The exploration of the western forests of Algeria led to the remarkable discovery of the first occurrence of Lepista sordida
, an edible wild mushroom of significant culinary importance for the local community, traditionally consumed in its natural state. This discovery was made possible through the use of various methods, including macroscopic observations (revealing a violet color) as well as microscopic observations conducted using scanning electron microscopy (SEM), revealing a cylindrical shape with distinct contours. Additionally, molecular analyses were conducted. Genomic DNA was extracted from the mycelium, followed by DNA amplification using specific primers targeting the internal transcribed spacer region (ITS1 and ITS2). After PCR reactions and sequencing of the obtained amplicons, the nucleotide sequences of the mycelium were submitted to the GenBank database of NCBI with the assigned accession number: MZ928450.1. These sequences were subsequently used to construct the phylogenetic tree. Furthermore, an in-depth study of physicochemical parameters was undertaken to determine the optimal conditions for cultivating the mycelium of this edible wild mushroom, including pH, temperature, relative humidity, and light. Different temperatures were examined: 20, 25, 30, 35, 40, and 45 °C. The effect of pH on mycelium growth was studied using a PDA agar medium with buffered values of 4, 5, 5.6, 6, 7, and 8. Similarly, six levels of relative humidity were tested: 14, 50, 74, 80, 95, and 100%. A study on the impact of light on mycelium growth was conducted by exposing Petri dishes inoculated with PDA to a light intensity of 500 lux for 5, 10, 15, 20, and 24 h. The results clearly demonstrated that variations in these different physicochemical parameters significantly influenced mycelium growth. For the Lepista sordida
strain, growth was favored at pH levels of 4, 5, 6, and 6, with no growth observed at pH 7 and 8. The optimal temperature range for mycelium growth of Lepista sordida
was 20–25 °C, while no growth was observed at 30, 35, 40, and 45 °C. Relative humidity levels of 74, 80, and 95% showed no significant differences.
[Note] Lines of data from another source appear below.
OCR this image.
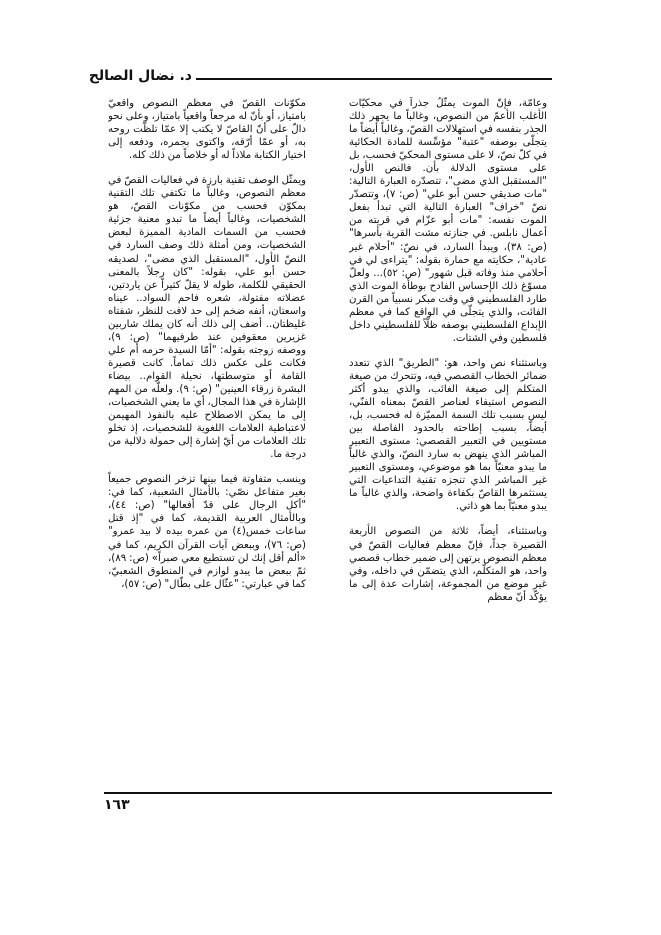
د. نضال الصالح

وعامّة، فإنّ الموت يمثّلُ جذراً في محكيّات الأغلب الأعمّ من النصوص، وغالباً ما يجهر ذلك الجذر بنفسه في استهلالات القصّ، وغالباً أيضاً ما يتجلّى بوصفه "عتبة" مؤسِّسة للمادة الحكائية في كلّ نصّ، لا على مستوى المحكيّ فحسب، بل على مستوى الدلالة بأن. فالنص الأول، "المستقبل الذي مضى"، تتصدّره العبارة التالية: "مات صديقي حسن أبو علي" (ص: ٧)، وتتصدّر نصّ "خراف" العبارة التالية التي تبدأ بفعل الموت نفسه: "مات أبو عزّام في قريته من أعمال نابلس. في جنازته مشت القرية بأسرها" (ص: ٣٨)، ويبدأ السارد، في نصّ: "أحلام غير عادية"، حكايته مع حمارة بقوله: "يتراءى لي في أحلامي منذ وفاته قبل شهور" (ص: ٥٢)... ولعلّ مسوّغ ذلك الإحساس الفادح بوطأة الموت الذي طارد الفلسطيني في وقت مبكر نسبياً من القرن الفائت، والذي يتجلّى في الواقع كما في معظم الإبداع الفلسطيني بوصفه ظلّاً للفلسطيني داخل فلسطين وفي الشتات.

وباستثناء نص واحد، هو: "الطريق" الذي تتعدد ضمائر الخطاب القصصي فيه، وتتحرك من صيغة المتكلم إلى صيغة الغائب، والذي يبدو أكثر النصوص استيفاء لعناصر القصّ بمعناه الفنّي، ليس بسبب تلك السمة المميّزة له فحسب، بل، أيضاً، بسبب إطاحته بالحدود الفاصلة بين مستويين في التعبير القصصي: مستوى التعبير المباشر الذي ينهض به سارد النصّ، والذي غالباً ما يبدو معنيّاً بما هو موضوعي، ومستوى التعبير غير المباشر الذي تنجزه تقنية التداعيات التي يستثمرها القاصّ بكفاءة واضحة، والذي غالباً ما يبدو معنيّاً بما هو ذاتي.

وباستثناء، أيضاً، ثلاثة من النصوص الأربعة القصيرة جداً، فإنّ معظم فعاليات القصّ في معظم النصوص يرتهن إلى ضمير خطاب قصصي واحد، هو المتكلّم، الذي يتضمّن في داخله، وفي غير موضع من المجموعة، إشارات عدة إلى ما يؤكّد أنّ معظم

مكوّنات القصّ في معظم النصوص واقعيّ بامتياز، أو بأنّ له مرجعاً واقعياً بامتياز، وعلى نحو دالّ على أنّ القاصّ لا يكتب إلا عمّا تلظّت روحه به، أو عمّا أرّقه، واكتوى بجمره، ودفعه إلى اختيار الكتابة ملاذاً له أو خلاصاً من ذلك كله.

ويمثّل الوصف تقنية بارزة في فعاليات القصّ في معظم النصوص، وغالباً ما تكتفي تلك التقنية بمكوّن فحسب من مكوّنات القصّ، هو الشخصيات، وغالباً أيضاً ما تبدو معنية جزئية فحسب من السمات المادية المميزة لبعض الشخصيات، ومن أمثلة ذلك وصف السارد في النصّ الأول، "المستقبل الذي مضى"، لصديقه حسن أبو علي، بقوله: "كان رجلاً بالمعنى الحقيقي للكلمة، طوله لا يقلّ كثيراً عن ياردتين، عضلاته مفتولة، شعره فاحم السواد.. عيناه واسعتان، أنفه ضخم إلى حد لافت للنظر، شفتاه غليظتان.. أضف إلى ذلك أنه كان يملك شاربين غزيرين معقوفين عند طرفيهما" (ص: ٩)، ووصفه زوجته بقوله: "أمّا السيدة حرمه أم علي فكانت على عكس ذلك تماماً. كانت قصيرة القامة أو متوسطتها، نحيلة القوام.. بيضاء البشرة زرقاء العينين" (ص: ٩). ولعلّه من المهم الإشارة في هذا المجال، أي ما يعني الشخصيات، إلى ما يمكن الاصطلاح عليه بالنفوذ المهيمن لاعتباطية العلامات اللغوية للشخصيات، إذ تخلو تلك العلامات من أيّ إشارة إلى حمولة دلالية من درجة ما.

وينسب متفاوتة فيما بينها تزخر النصوص جميعاً بغير متفاعل نصّي: بالأمثال الشعبية، كما في: "أكل الرجال على قدّ أفعالها" (ص: ٤٤)، وبالأمثال العربية القديمة، كما في "إذ قتل ساعات خمس(٤) من عمره بيده لا بيد عمرو" (ص: ٧٦)، وببعض آيات القرآن الكريم، كما في «ألم أقل إنك لن تستطيع معي صبراً» (ص: ٨٩)، ثمّ ببعض ما يبدو لوازم في المنطوق الشعبيّ، كما في عبارتي: "عثّال على بطّال" (ص: ٥٧)،

١٦٣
Optimization of mycelium growth and primordia production in Lepista sordida
were successfully achieved. Optimal conditions for the primordia phase were identified as 25 °C, with humidity ranging from 90 to 95%. A nutritional analysis of fresh sporophores was conducted using established analytical methods. Notably, the nutritional composition of Lepista sordida
sporophores exhibited high significance for the following parameters: moisture content (67.23 ± 1.90%), ash content (9.35 ± 0.66%), fat content (3.25 ± 0.24%), protein content (17.22 ± 0.38%), and carbohydrate content (63.83 ± 1.23%).